La acción fue lanzada en vísperas de la celebración del Eid el Adha, la Fiesta del Sacrificio, la más importante del calendario islámico. Fuentes médicas dijeron que el atentado causó 44 heridos.

Najem Abdallah Shuaib, director del centro de socorro del hospital de Mossul, informó que entre los heridos hay cuatro agentes de policía iraquíes.

La comisaría se encuentra cerca de la gran mezquita de la ciudad, así como de una concurrida terminal de autobuses.

Este fue uno de los mayores ataques de la guerrilla contra la ocupación estadounidense en Mossul, la tercera ciudad de Irak.

La guerrilla profundizó sus ataques contra la nueva policía iraquí, a la que considera "colaboracionista" de las tropas de ocupación encabezadas por la coalición anglo-estadounidense.

Poco después de ese atentado, un grupo armado atacó a un convoy norteamericano y causó la muerte de tres soldados de ese país.

El ataque ocurrió unos 30 kilómetros al sudoeste de Kirkuk, norte de Irak, dijo a ANSA un portavoz del ejército de ocupación estadounidense.

El convoy se encontraba en el camino que une Kirkuk con Tikrit, ciudad natal del derrocado presidente Saddam Hussein.

Según el vocero, la resistencia hizo estallar un explosivo de fabricación artesanal mientras pasaba el convoy, perteneciente a la cuarta división de infantería.

Tras los nuevos ataques, volantes que anunciaban que la guerrilla buscará tomar el control de las principales ciudades del país tras el retiro de las fuerzas de ocupación, fueron distribuidos en Falluja, al oeste de Bagdad.

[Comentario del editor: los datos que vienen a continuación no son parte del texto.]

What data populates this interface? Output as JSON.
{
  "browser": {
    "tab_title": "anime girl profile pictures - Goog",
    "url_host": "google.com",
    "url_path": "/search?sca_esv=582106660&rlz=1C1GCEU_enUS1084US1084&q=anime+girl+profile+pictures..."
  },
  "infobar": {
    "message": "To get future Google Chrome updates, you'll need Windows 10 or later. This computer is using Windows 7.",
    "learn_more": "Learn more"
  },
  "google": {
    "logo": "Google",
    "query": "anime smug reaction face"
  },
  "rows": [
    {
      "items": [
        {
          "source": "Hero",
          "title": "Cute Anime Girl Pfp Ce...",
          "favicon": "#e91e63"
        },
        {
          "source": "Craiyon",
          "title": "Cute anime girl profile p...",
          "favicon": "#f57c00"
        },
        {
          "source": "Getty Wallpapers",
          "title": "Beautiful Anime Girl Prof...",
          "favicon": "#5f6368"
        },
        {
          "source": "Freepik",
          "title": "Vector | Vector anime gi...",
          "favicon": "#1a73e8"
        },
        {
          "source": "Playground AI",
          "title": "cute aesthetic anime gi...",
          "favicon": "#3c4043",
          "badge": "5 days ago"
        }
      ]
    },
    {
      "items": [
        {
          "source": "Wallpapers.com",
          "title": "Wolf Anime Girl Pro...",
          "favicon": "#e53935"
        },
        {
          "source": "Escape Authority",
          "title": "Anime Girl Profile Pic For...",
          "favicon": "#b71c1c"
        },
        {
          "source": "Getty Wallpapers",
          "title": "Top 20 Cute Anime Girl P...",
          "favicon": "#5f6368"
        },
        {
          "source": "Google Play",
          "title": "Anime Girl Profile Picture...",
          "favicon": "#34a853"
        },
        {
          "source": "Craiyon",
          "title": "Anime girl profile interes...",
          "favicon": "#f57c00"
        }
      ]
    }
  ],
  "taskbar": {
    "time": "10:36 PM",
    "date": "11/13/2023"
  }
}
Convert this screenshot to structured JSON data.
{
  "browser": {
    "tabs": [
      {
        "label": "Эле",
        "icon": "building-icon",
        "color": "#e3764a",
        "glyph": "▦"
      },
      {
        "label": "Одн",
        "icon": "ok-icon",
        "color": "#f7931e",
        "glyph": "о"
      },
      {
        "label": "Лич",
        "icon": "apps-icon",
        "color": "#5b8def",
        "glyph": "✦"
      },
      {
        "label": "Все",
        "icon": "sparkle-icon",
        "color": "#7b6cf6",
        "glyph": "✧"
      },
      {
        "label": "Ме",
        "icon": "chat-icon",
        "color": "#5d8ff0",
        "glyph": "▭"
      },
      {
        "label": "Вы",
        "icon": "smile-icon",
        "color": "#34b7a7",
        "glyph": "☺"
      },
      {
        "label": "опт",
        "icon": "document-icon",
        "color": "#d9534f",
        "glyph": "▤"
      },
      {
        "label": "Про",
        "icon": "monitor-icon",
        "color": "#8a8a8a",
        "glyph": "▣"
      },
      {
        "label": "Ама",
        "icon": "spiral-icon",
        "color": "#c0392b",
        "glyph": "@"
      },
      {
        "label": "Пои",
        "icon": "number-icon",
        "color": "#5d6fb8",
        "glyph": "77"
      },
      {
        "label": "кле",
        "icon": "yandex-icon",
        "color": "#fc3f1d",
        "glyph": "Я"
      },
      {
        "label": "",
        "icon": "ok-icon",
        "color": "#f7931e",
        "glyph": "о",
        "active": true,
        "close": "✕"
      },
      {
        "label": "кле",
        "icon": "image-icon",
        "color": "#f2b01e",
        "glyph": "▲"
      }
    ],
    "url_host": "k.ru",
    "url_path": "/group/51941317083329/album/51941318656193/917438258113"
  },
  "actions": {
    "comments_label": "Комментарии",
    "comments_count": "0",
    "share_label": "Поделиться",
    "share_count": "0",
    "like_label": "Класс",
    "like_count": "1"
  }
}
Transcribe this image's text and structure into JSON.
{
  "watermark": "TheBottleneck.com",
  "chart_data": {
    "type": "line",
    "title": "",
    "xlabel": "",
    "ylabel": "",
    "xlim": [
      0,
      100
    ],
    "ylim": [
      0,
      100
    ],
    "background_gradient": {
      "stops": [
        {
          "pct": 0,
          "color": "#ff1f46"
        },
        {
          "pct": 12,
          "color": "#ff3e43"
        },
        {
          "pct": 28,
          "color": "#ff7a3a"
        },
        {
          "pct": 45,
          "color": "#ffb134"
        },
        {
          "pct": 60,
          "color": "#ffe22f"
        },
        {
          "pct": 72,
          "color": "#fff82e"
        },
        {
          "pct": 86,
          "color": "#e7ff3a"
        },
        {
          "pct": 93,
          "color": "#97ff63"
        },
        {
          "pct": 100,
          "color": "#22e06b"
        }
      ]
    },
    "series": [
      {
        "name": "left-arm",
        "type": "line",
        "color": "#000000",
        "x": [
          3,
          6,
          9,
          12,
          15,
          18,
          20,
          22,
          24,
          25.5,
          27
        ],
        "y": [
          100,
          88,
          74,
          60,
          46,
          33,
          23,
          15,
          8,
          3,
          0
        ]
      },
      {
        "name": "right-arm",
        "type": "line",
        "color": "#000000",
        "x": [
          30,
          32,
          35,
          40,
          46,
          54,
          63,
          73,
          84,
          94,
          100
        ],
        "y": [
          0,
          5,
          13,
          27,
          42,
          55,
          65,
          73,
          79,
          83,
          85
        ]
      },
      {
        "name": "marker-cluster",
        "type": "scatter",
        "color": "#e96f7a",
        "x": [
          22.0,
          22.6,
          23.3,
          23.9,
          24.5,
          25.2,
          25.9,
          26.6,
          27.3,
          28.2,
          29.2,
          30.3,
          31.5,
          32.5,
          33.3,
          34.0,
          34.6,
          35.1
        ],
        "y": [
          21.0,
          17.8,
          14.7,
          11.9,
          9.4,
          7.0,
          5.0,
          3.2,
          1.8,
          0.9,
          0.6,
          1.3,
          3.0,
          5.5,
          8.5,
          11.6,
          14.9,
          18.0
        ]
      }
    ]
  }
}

"Estados Unidos se prepara a llamar de regreso a sus tropas derrotadas", expresan los volantes dirigidos al pueblo del "gran Irak" y presentado como "una aclaración de los programas de los mujaidines (combatientes)".

"La guerrilla, según el texto, se propone tomar el control de los ingresos de varias ciudades y advirtió que, en caso de retiro de las fuerzas de ocupación, los saqueadores serán muertos sin piedad".

El volante promete elecciones y explica que cada ciudad será confiada, en un primer momento, a iraquíes que no colaboraron con las tropas extranjeras. El texto lleva la firma de 12 grupos, como Resistencia Islámica Patriótica, Ejército Libre y Ejército de Liberación Iraquí.

Ya en la noche cayó el proyectil sobre la zona residencial de Baladiyyat y causó cinco muertos, refirieron testigos y fuentes sanitarias. Una explosión en un punto cercano provocó después otro deceso.

Según algunas fuentes los proyectiles eran de disparos de morteros. Según otras, cohetes.

La jefatura de las fuerzas estadounidenses estacionadas en Bagdad no reaccionó de inmediato. Se limitó a informar que se habían oído explosiones y que fueron movilizados grupos de intervención rápida.

Tres de los muertos y siete de los heridos en Baladiyyat son refugiados palestinos, parte de 1.332 familias de esa procedencia que viven en el sector, refirieron fuentes de la comunidad.

La nueva jornada de violencia coincidió también con el anuncio de la creación de un nuevo servicio secreto iraquí, con la ayuda del servicio de inteligencia estadounidense, para combatir a la guerrilla, escribió The New York Times.

Varios de los nuevos agentes serán apostados en los límites de las ciudades para identificar a combatientes extranjeros que, según las fuerzas de ocupación, ingresan clandestinamente al país, y controlar sus actividades, dijo Ibrahim al-Janabi, exponente del comité de seguridad del régimen provisorio.

El servicio secreto estará integrado por entre 500 y 2.000 agentes, que tendrán el objetivo de capturar a terroristas extranjeros , a los que Washington responsabiliza por la mayoría de los ataques de la resistencia.

La CIA contribuirá con la formación de la inteligencia iraquí y el gobierno de Estados Unidos proveerá financiamiento.

Entre los agentes que serán reclutados estarán ex miembros del antiguo servicio secreto de Saddam Hussein (Mujbarat) que se exiliaron tras la caída del régimen iraquí.